No, the past isn’t just prologue at the Long Island Rail Road. The past will be around for a good long time.
IF NOT THE ’RR
1. Buses?
2. Agoraphobia?
3. Unemployment?
4. Another 300,000 cars on the road?
5. Just stay home?
ASKED AND UNANSWERED:
Is that a business office or a lifeguard-changing room at MLK Park in Freeport? Come on, who’d install a camera just to watch people type?…Does a transvestite robber really need to wear a disguise? Folks at C&R Stationery in Lynbrook are still wondering…Agony or Ecstasy at the Phish concert? What made Luke Duplessis do a swan dive from the upper tier at the Nikon at Jones Beach Theater?…A nun with a gun? After her bad-habit display in “Machete,” what role is next in the typecasting of Lindsay Lohan? Family therapist? Abstinence counselor?…Why did someone steal a woman’s body from St. Charles Cemetery in East Farmingdale? After 12 years in the ground, it couldn’t be a beauty thing…Matthew Ireland, 16, was arrested in Mattituck for drunk-driving at 4 o’clock in the morning. What? His 14-year-old passenger gets no credit for using a designated driver?…Not that they deserve to be a robbed at gunpoint, of course – but what were all those people doing in a Valley Stream garage at 1:30 in the morning? A moonlit oil change?….After being so tight-fisted with big-thinking Lighthouse developer Charles Wang, now Ed Mangano wanted to use taxpayer-financed bonds to renovate the Nassau Coliseum?…Why shouldn’t Central Time Zone rock the house at Fuzzy’s in Jamaica? Who cares that the guys have straight jobs now or that the band hasn’t performed in 15 years? Haven’t you heard? Rock-’n’-roll never dies!

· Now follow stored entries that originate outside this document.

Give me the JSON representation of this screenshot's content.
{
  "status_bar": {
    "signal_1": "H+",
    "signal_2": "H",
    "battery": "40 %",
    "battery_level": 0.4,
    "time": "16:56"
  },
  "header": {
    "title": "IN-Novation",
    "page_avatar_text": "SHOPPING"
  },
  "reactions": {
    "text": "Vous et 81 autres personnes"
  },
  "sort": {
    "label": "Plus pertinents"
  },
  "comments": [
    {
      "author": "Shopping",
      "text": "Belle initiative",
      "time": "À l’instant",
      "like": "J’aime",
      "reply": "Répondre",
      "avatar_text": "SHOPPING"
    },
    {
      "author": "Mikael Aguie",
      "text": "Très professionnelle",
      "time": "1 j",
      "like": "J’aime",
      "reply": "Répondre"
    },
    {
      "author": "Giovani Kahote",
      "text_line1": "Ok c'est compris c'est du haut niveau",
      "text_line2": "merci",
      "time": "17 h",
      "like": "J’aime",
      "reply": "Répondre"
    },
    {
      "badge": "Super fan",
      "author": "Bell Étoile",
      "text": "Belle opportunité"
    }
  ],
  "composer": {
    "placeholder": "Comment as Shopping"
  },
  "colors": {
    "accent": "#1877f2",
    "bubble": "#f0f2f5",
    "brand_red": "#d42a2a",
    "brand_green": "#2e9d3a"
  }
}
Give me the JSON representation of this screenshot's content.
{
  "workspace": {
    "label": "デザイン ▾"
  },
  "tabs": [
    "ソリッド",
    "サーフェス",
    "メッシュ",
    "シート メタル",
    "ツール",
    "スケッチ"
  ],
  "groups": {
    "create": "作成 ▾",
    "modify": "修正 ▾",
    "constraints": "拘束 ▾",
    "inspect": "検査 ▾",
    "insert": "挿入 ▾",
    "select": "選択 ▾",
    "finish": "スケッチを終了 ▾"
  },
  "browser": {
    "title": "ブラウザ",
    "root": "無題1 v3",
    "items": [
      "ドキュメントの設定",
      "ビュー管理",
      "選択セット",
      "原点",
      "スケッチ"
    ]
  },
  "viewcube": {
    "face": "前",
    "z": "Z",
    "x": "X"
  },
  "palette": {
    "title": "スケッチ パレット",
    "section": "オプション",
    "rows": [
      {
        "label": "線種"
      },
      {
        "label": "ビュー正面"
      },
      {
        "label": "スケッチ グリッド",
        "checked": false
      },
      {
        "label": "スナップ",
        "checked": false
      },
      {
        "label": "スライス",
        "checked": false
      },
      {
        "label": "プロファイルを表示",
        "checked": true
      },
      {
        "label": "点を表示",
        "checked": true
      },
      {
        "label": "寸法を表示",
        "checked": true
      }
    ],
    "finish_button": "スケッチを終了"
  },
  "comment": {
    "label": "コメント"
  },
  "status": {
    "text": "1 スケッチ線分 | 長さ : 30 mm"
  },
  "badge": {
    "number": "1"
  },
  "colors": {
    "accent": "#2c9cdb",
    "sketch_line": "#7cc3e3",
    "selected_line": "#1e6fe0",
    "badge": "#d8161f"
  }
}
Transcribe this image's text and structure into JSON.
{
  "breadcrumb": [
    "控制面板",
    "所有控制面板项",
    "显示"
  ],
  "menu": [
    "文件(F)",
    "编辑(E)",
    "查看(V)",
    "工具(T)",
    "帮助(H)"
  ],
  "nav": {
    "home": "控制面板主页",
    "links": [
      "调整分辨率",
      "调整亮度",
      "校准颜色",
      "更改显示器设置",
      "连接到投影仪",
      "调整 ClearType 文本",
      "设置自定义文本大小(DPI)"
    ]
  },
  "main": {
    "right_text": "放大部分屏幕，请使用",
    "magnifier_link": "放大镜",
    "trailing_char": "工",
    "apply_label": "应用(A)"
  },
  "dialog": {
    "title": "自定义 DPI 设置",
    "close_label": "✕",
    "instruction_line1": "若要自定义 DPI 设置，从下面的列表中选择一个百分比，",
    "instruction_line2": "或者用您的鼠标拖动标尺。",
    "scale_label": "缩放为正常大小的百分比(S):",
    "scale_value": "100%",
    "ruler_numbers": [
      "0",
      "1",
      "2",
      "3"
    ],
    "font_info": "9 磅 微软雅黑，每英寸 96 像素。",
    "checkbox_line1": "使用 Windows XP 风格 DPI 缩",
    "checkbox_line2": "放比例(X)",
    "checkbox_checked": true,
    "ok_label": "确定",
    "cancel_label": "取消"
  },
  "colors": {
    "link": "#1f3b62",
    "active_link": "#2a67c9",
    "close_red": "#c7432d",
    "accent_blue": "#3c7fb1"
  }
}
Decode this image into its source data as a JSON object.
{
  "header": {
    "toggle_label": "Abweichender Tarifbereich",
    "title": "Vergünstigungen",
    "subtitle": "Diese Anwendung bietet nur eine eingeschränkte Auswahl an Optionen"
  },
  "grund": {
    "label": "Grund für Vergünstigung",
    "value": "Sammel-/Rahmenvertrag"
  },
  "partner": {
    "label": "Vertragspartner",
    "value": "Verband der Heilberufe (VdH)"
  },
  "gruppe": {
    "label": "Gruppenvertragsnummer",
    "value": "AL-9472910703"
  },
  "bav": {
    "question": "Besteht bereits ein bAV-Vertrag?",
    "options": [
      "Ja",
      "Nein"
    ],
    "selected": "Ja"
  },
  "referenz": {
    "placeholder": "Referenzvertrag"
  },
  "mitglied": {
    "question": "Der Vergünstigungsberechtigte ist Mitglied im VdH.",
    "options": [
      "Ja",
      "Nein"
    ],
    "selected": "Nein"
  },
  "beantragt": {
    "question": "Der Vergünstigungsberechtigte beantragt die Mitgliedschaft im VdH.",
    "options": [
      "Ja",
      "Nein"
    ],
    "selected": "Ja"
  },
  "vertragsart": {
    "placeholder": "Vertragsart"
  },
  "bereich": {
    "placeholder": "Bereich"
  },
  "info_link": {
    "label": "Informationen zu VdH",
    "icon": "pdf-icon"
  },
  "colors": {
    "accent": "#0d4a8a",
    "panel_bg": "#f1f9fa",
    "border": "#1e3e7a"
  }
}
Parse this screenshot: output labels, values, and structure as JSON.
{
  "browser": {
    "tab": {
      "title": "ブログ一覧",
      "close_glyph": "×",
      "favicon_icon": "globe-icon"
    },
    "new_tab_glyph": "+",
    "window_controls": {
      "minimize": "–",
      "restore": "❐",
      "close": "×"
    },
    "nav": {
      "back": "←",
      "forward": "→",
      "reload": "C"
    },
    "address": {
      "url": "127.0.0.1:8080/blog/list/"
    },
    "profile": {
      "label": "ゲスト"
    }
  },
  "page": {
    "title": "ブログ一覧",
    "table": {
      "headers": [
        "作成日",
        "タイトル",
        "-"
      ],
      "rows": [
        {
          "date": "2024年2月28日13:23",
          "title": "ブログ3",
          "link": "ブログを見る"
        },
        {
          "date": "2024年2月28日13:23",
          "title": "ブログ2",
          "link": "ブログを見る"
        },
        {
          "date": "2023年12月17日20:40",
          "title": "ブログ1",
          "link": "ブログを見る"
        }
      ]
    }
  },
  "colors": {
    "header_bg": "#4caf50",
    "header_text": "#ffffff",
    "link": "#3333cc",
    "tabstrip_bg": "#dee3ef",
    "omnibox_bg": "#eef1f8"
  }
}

ELLIS’ LONG ISLANDERS OF THE WEEK
LIRR RIDERS
Weeks like these remind us: Life would be a whole lot tougher around here without the Long Island Rail Road. Monday evening’s meltdown certainly proved that. Then, we were forced to learn the lesson over and over again. When one day turned into five – and service only inched back to life – it was the riders who rose to the unhappy occasion. Not by choice, we coped. Shrewdly. Tolerantly. With far more aplomb than any had a right to expect. It was a mess. We survived. It must never happen again.